Quantitative pharmacological characterization of beta-receptors and two types of alpha-receptors mediating sympathomimetic smooth muscle response in the human Fallopian tube at various cyclic stages.

The dissociation constants for adrenoceptor-antagonist complexes (KB) were determined in vitro in circular and longitudinal smooth musculature from the ampullary and isthmic regions of the human Fallopian tube. High extracellular potassium concentrations were used to eliminate the spontaneous contractile activity. Neuronal and extraneuronal amine uptake mechanisms were blocked.

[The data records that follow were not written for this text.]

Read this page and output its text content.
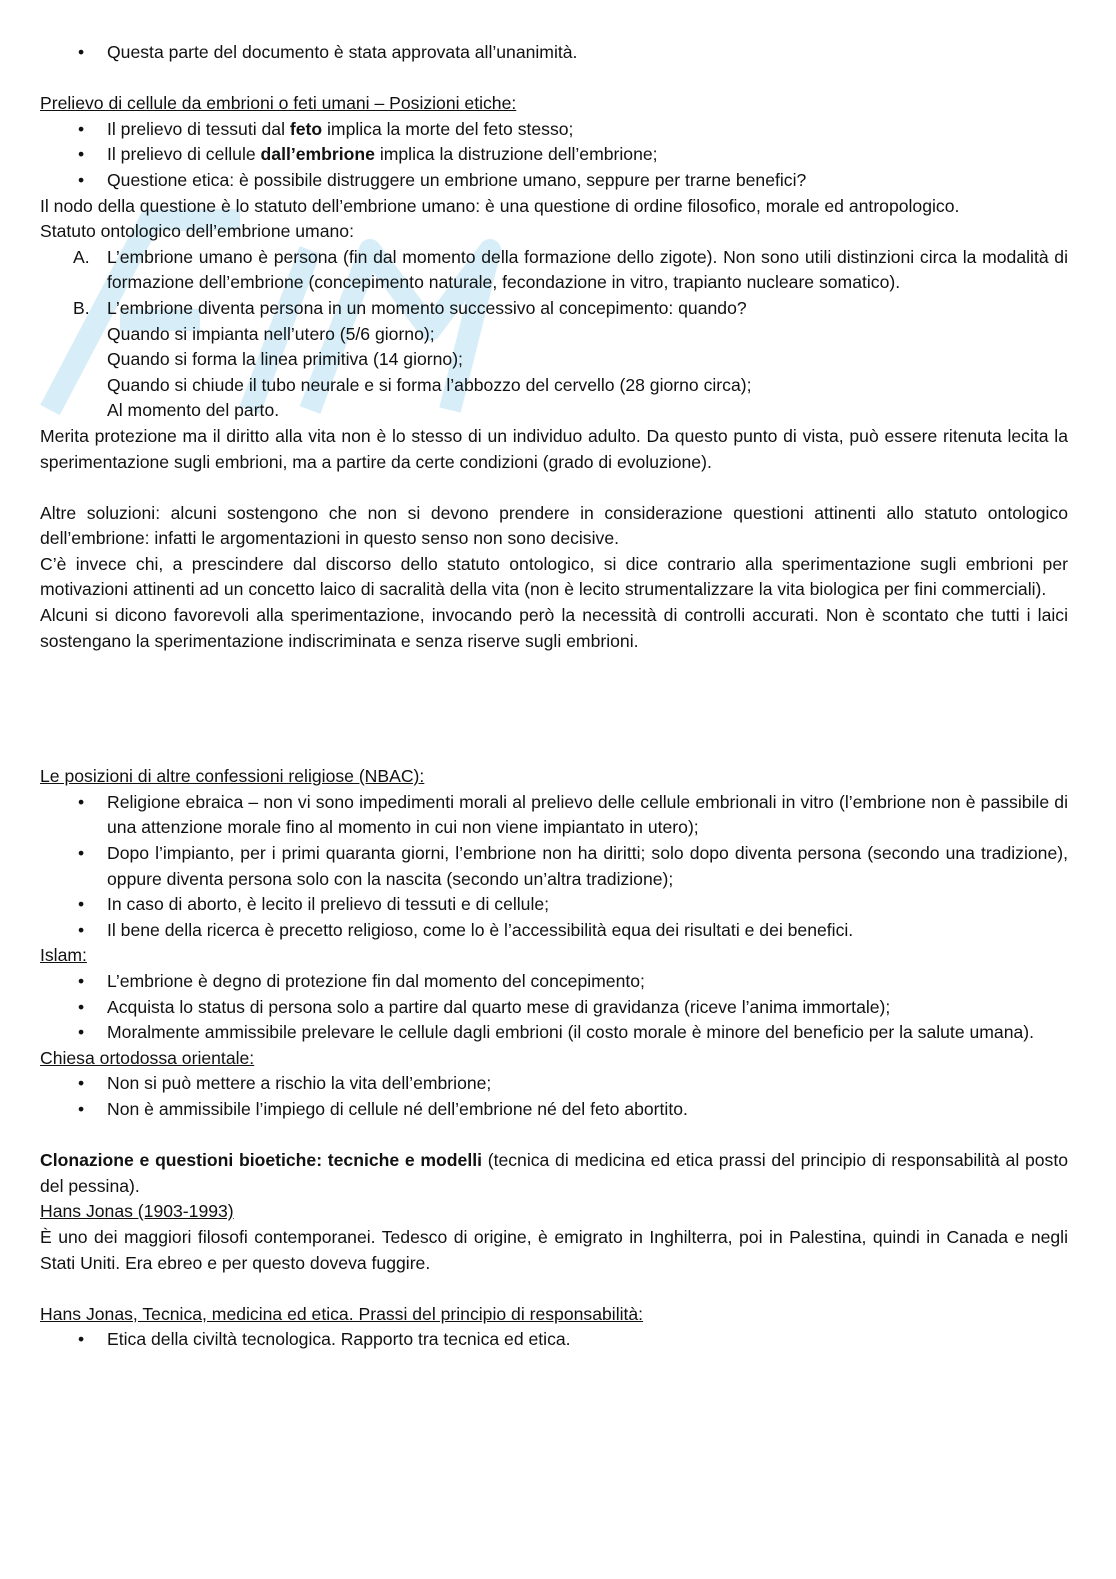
• Questa parte del documento è stata approvata all’unanimità.

Prelievo di cellule da embrioni o feti umani – Posizioni etiche:

• Il prelievo di tessuti dal feto implica la morte del feto stesso;
• Il prelievo di cellule dall’embrione implica la distruzione dell’embrione;
• Questione etica: è possibile distruggere un embrione umano, seppure per trarne benefici?

Il nodo della questione è lo statuto dell’embrione umano: è una questione di ordine filosofico, morale ed antropologico.

Statuto ontologico dell’embrione umano:

A. L’embrione umano è persona (fin dal momento della formazione dello zigote). Non sono utili distinzioni circa la modalità di formazione dell’embrione (concepimento naturale, fecondazione in vitro, trapianto nucleare somatico).
B. L’embrione diventa persona in un momento successivo al concepimento: quando?
Quando si impianta nell’utero (5/6 giorno);
Quando si forma la linea primitiva (14 giorno);
Quando si chiude il tubo neurale e si forma l’abbozzo del cervello (28 giorno circa);
Al momento del parto.

Merita protezione ma il diritto alla vita non è lo stesso di un individuo adulto. Da questo punto di vista, può essere ritenuta lecita la sperimentazione sugli embrioni, ma a partire da certe condizioni (grado di evoluzione).

Altre soluzioni: alcuni sostengono che non si devono prendere in considerazione questioni attinenti allo statuto ontologico dell’embrione: infatti le argomentazioni in questo senso non sono decisive.

C’è invece chi, a prescindere dal discorso dello statuto ontologico, si dice contrario alla sperimentazione sugli embrioni per motivazioni attinenti ad un concetto laico di sacralità della vita (non è lecito strumentalizzare la vita biologica per fini commerciali).

Alcuni si dicono favorevoli alla sperimentazione, invocando però la necessità di controlli accurati. Non è scontato che tutti i laici sostengano la sperimentazione indiscriminata e senza riserve sugli embrioni.

Le posizioni di altre confessioni religiose (NBAC):

• Religione ebraica – non vi sono impedimenti morali al prelievo delle cellule embrionali in vitro (l’embrione non è passibile di una attenzione morale fino al momento in cui non viene impiantato in utero);
• Dopo l’impianto, per i primi quaranta giorni, l’embrione non ha diritti; solo dopo diventa persona (secondo una tradizione), oppure diventa persona solo con la nascita (secondo un’altra tradizione);
• In caso di aborto, è lecito il prelievo di tessuti e di cellule;
• Il bene della ricerca è precetto religioso, come lo è l’accessibilità equa dei risultati e dei benefici.

Islam:

• L’embrione è degno di protezione fin dal momento del concepimento;
• Acquista lo status di persona solo a partire dal quarto mese di gravidanza (riceve l’anima immortale);
• Moralmente ammissibile prelevare le cellule dagli embrioni (il costo morale è minore del beneficio per la salute umana).

Chiesa ortodossa orientale:

• Non si può mettere a rischio la vita dell’embrione;
• Non è ammissibile l’impiego di cellule né dell’embrione né del feto abortito.

Clonazione e questioni bioetiche: tecniche e modelli (tecnica di medicina ed etica prassi del principio di responsabilità al posto del pessina).

Hans Jonas (1903-1993)

È uno dei maggiori filosofi contemporanei. Tedesco di origine, è emigrato in Inghilterra, poi in Palestina, quindi in Canada e negli Stati Uniti. Era ebreo e per questo doveva fuggire.

Hans Jonas, Tecnica, medicina ed etica. Prassi del principio di responsabilità:

• Etica della civiltà tecnologica. Rapporto tra tecnica ed etica.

The parallel shift of the log dose-response curves was secured in Arunlakshana-Schild plots. KB for the beta-receptor, mediating sympathomimetic relaxation, were determined during alpha-receptor blockade: the values for propranolol were the same (approximately 10(-6) M) in all preparations and at all cyclic stages, as determined from plasma estradiol and progesterone levels. KB for the complex between the alpha-receptor (mediating contraction) and phentolamine were determined during beta-receptor blockade. The values were the same in all types of smooth musculature, but varied with cyclic stage: they were around 7 x 10(-8) M when plasma estradiol and progesterone were both minimum, and around 2 x 10(-7) M when these steroid levels were moderate to high, suggesting that the properties of the contractile receptors of the human Fallopian tube are modified during the menstrual cycle.